Britain’s economy showed only sluggish growth in the first half of 2017 as consumers battled with higher inflation triggered by last year’s vote to leave the European Union.
The Bank of England is expecting stronger net exports and business investment to lift growth in the second half of this year, but today’s official data offered mixed signals.
Britain’s trade deficit in goods with the rest of the world widened unexpectedly in June, as export volumes suffered their sharpest monthly fall in a year, though looking at the quarter as a whole, export volumes are up by 5.0 percent on the year.
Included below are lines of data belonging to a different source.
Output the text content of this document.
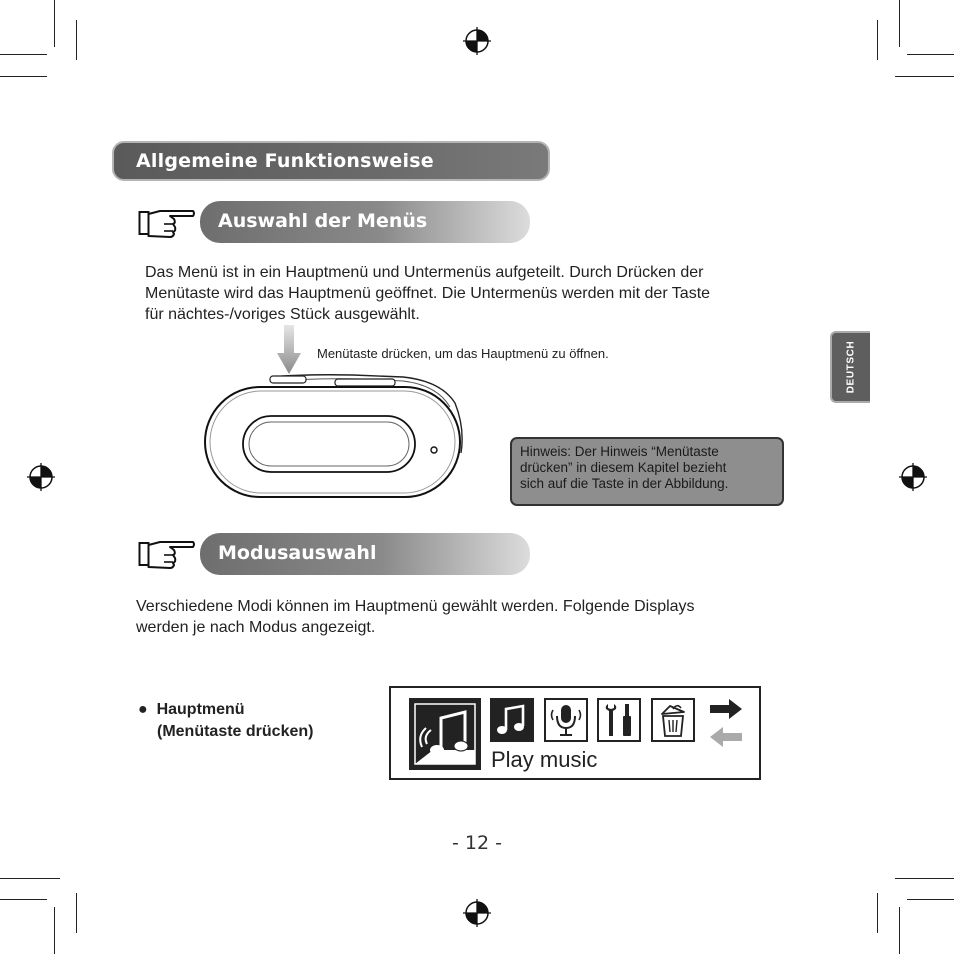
Allgemeine Funktionsweise
DEUTSCH
Auswahl der Menüs
Das Menü ist in ein Hauptmenü und Untermenüs aufgeteilt. Durch Drücken der
Menütaste wird das Hauptmenü geöffnet. Die Untermenüs werden mit der Taste
für nächtes-/voriges Stück ausgewählt.
Menütaste drücken, um das Hauptmenü zu öffnen.
Hinweis: Der Hinweis “Menütaste
drücken” in diesem Kapitel bezieht
sich auf die Taste in der Abbildung.
Modusauswahl
Verschiedene Modi können im Hauptmenü gewählt werden. Folgende Displays
werden je nach Modus angezeigt.
● Hauptmenü
(Menütaste drücken)
Play music
- 12 -
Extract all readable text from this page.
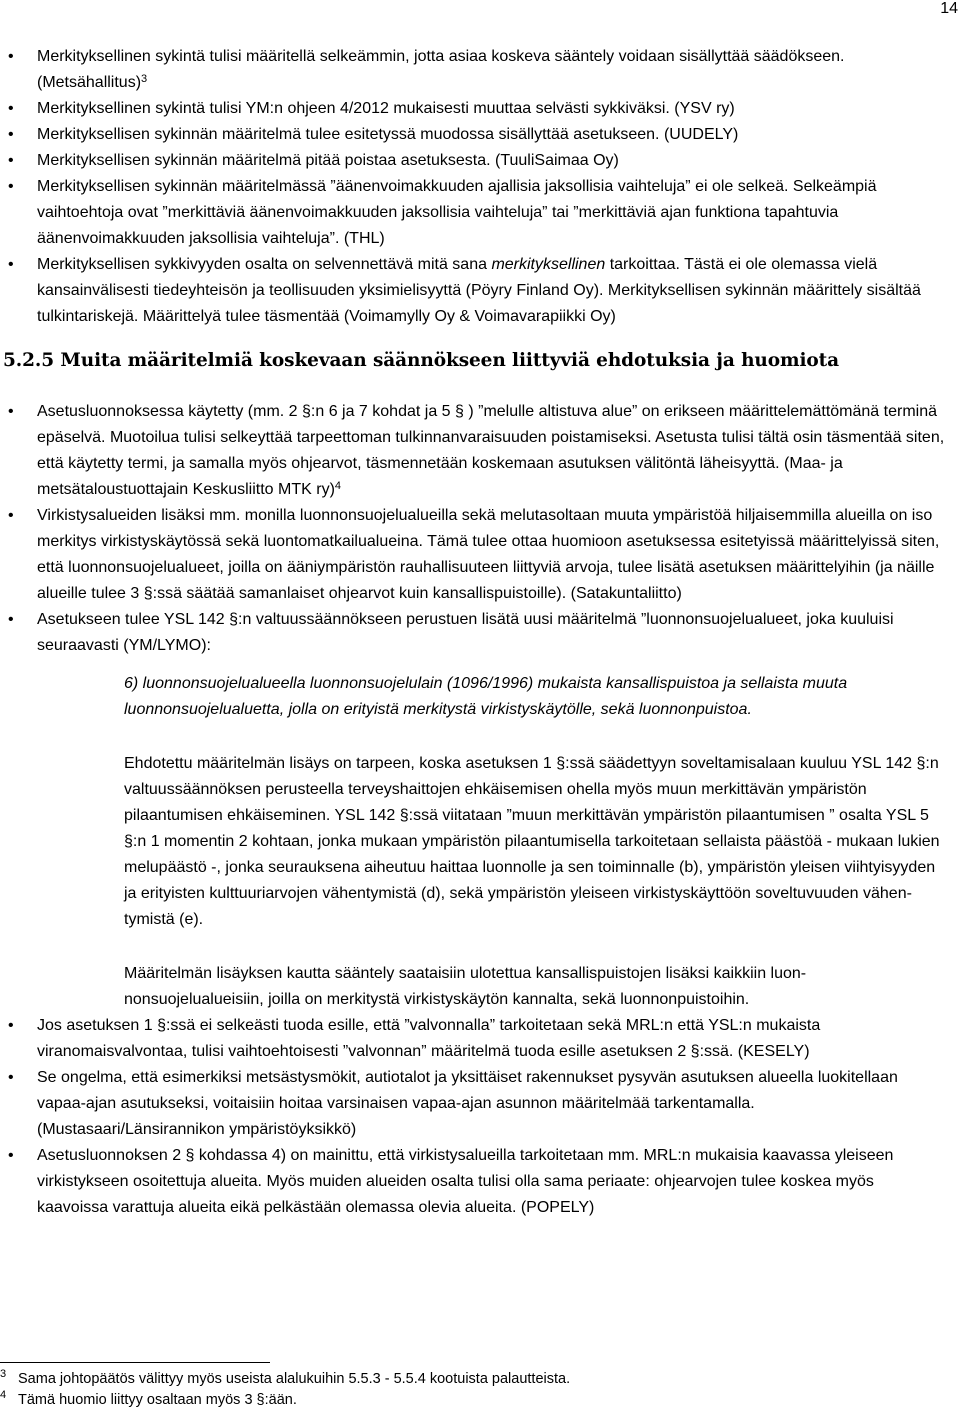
14
• Merkityksellinen sykintä tulisi määritellä selkeämmin, jotta asiaa koskeva sääntely voidaan sisällyttää säädökseen. (Metsähallitus)$^3$
• Merkityksellinen sykintä tulisi YM:n ohjeen 4/2012 mukaisesti muuttaa selvästi sykkiväksi. (YSV ry)
• Merkityksellisen sykinnän määritelmä tulee esitetyssä muodossa sisällyttää asetukseen. (UUDELY)
• Merkityksellisen sykinnän määritelmä pitää poistaa asetuksesta. (TuuliSaimaa Oy)
• Merkityksellisen sykinnän määritelmässä ”äänenvoimakkuuden ajallisia jaksollisia vaihteluja” ei ole selkeä. Selkeämpiä vaihtoehtoja ovat ”merkittäviä äänenvoimakkuuden jaksollisia vaihteluja” tai ”merkittäviä ajan funktiona tapahtuvia äänenvoimakkuuden jaksollisia vaihteluja”. (THL)
• Merkityksellisen sykkivyyden osalta on selvennettävä mitä sana merkityksellinen tarkoittaa. Tästä ei ole olemassa vielä kansainvälisesti tiedeyhteisön ja teollisuuden yksimielisyyttä (Pöyry Finland Oy). Merkityksellisen sykinnän määrittely sisältää tulkintariskejä. Määrittelyä tulee täsmentää (Voimamylly Oy & Voimavarapiikki Oy)
5.2.5 Muita määritelmiä koskevaan säännökseen liittyviä ehdotuksia ja huomiota
• Asetusluonnoksessa käytetty (mm. 2 §:n 6 ja 7 kohdat ja 5 § ) ”melulle altistuva alue” on erikseen määrittelemättömänä terminä epäselvä. Muotoilua tulisi selkeyttää tarpeettoman tulkinnanvaraisuuden poistamiseksi. Asetusta tulisi tältä osin täsmentää siten, että käytetty termi, ja samalla myös ohjearvot, täsmennetään koskemaan asutuksen välitöntä läheisyyttä. (Maa- ja metsätaloustuottajain Keskusliitto MTK ry)$^4$
• Virkistysalueiden lisäksi mm. monilla luonnonsuojelualueilla sekä melutasoltaan muuta ympäristöä hiljaisemmilla alueilla on iso merkitys virkistyskäytössä sekä luontomatkailualueina. Tämä tulee ottaa huomioon asetuksessa esitetyissä määrittelyissä siten, että luonnonsuojelualueet, joilla on ääniympäristön rauhallisuuteen liittyviä arvoja, tulee lisätä asetuksen määrittelyihin (ja näille alueille tulee 3 §:ssä säätää samanlaiset ohjearvot kuin kansallispuistoille). (Satakuntaliitto)
• Asetukseen tulee YSL 142 §:n valtuussäännökseen perustuen lisätä uusi määritelmä ”luonnonsuojelualueet, joka kuuluisi seuraavasti (YM/LYMO):
6) luonnonsuojelualueella luonnonsuojelulain (1096/1996) mukaista kansallispuistoa ja sellaista muuta luonnonsuojelualuetta, jolla on erityistä merkitystä virkistyskäytölle, sekä luonnonpuistoa.
Ehdotettu määritelmän lisäys on tarpeen, koska asetuksen 1 §:ssä säädettyyn soveltamisalaan kuuluu YSL 142 §:n valtuussäännöksen perusteella terveyshaittojen ehkäisemisen ohella myös muun merkittävän ympäristön pilaantumisen ehkäiseminen. YSL 142 §:ssä viitataan ”muun merkittävän ympäristön pilaantumisen ” osalta YSL 5 §:n 1 momentin 2 kohtaan, jonka mukaan ympäristön pilaantumisella tarkoitetaan sellaista päästöä - mukaan lukien melupäästö -, jonka seurauksena aiheutuu haittaa luonnolle ja sen toiminnalle (b), ympäristön yleisen viihtyisyyden ja erityisten kulttuuriarvojen vähentymistä (d), sekä ympäristön yleiseen virkistyskäyttöön soveltuvuuden vähentymistä (e).
Määritelmän lisäyksen kautta sääntely saataisiin ulotettua kansallispuistojen lisäksi kaikkiin luonnonsuojelualueisiin, joilla on merkitystä virkistyskäytön kannalta, sekä luonnonpuistoihin.
• Jos asetuksen 1 §:ssä ei selkeästi tuoda esille, että ”valvonnalla” tarkoitetaan sekä MRL:n että YSL:n mukaista viranomaisvalvontaa, tulisi vaihtoehtoisesti ”valvonnan” määritelmä tuoda esille asetuksen 2 §:ssä. (KESELY)
• Se ongelma, että esimerkiksi metsästysmökit, autiotalot ja yksittäiset rakennukset pysyvän asutuksen alueella luokitellaan vapaa-ajan asutukseksi, voitaisiin hoitaa varsinaisen vapaa-ajan asunnon määritelmää tarkentamalla. (Mustasaari/Länsirannikon ympäristöyksikkö)
• Asetusluonnoksen 2 § kohdassa 4) on mainittu, että virkistysalueilla tarkoitetaan mm. MRL:n mukaisia kaavassa yleiseen virkistykseen osoitettuja alueita. Myös muiden alueiden osalta tulisi olla sama periaate: ohjearvojen tulee koskea myös kaavoissa varattuja alueita eikä pelkästään olemassa olevia alueita. (POPELY)
3 Sama johtopäätös välittyy myös useista alalukuihin 5.5.3 - 5.5.4 kootuista palautteista.
4 Tämä huomio liittyy osaltaan myös 3 §:ään.
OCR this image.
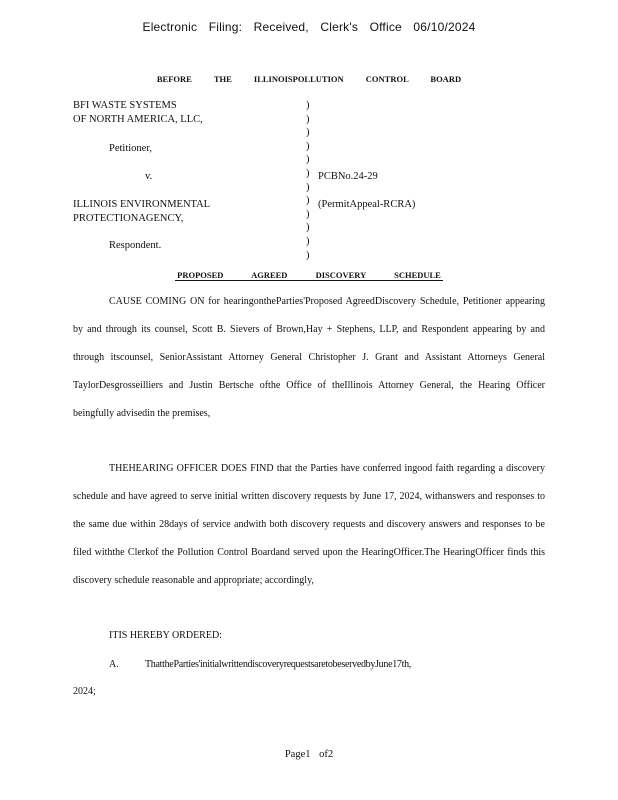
Electronic Filing: Received, Clerk's Office 06/10/2024
BEFORE THE ILLINOISPOLLUTION CONTROL BOARD
BFI WASTE SYSTEMS
OF NORTH AMERICA, LLC,
Petitioner,
v.	PCBNo.24-29
ILLINOIS ENVIRONMENTAL
PROTECTIONAGENCY,
(PermitAppeal-RCRA)
Respondent.
)
)
)
)
)
)
)
)
)
)
)
)
PROPOSED AGREED DISCOVERY SCHEDULE
CAUSE COMING ON for hearingontheParties'Proposed AgreedDiscovery Schedule, Petitioner appearing by and through its counsel, Scott B. Sievers of Brown,Hay + Stephens, LLP, and Respondent appearing by and through itscounsel, SeniorAssistant Attorney General Christopher J. Grant and Assistant Attorneys General TaylorDesgrosseilliers and Justin Bertsche ofthe Office of theIllinois Attorney General, the Hearing Officer beingfully advisedin the premises,
THEHEARING OFFICER DOES FIND that the Parties have conferred ingood faith regarding a discovery schedule and have agreed to serve initial written discovery requests by June 17, 2024, withanswers and responses to the same due within 28days of service andwith both discovery requests and discovery answers and responses to be filed withthe Clerkof the Pollution Control Boardand served upon the HearingOfficer.The HearingOfficer finds this discovery schedule reasonable and appropriate; accordingly,
ITIS HEREBY ORDERED:
A.	ThattheParties'initialwrittendiscoveryrequestsaretobeservedbyJune17th,
2024;
Page1 of2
Industrial output contracted by 0.4 percent in the three months to June, unchanged from an initial estimate by the Office for National Statistics that contributed to weak overall gross domestic product growth of 0.3 percent in the second quarter.
In June alone, industrial output jumped by 0.5 percent on the month compared with forecasts in a poll for a 0.1 percent rise.
Overall manufacturing, which includes car production but not oil, was flat on the month and in line with expectations.
Construction, which accounts for 6 percent of the economy, fell by 0.1 percent in June and dropped by 1.3 percent in the second quarter as a whole – a bigger fall than earlier thought and the sharpest drop in almost five years.
Britain’s deficit in goods trade with the rest of the world widened to 12.7 billion pounds from 11.3 billion the month before, bucking economists’ expectations for a fall to 11 billion pounds.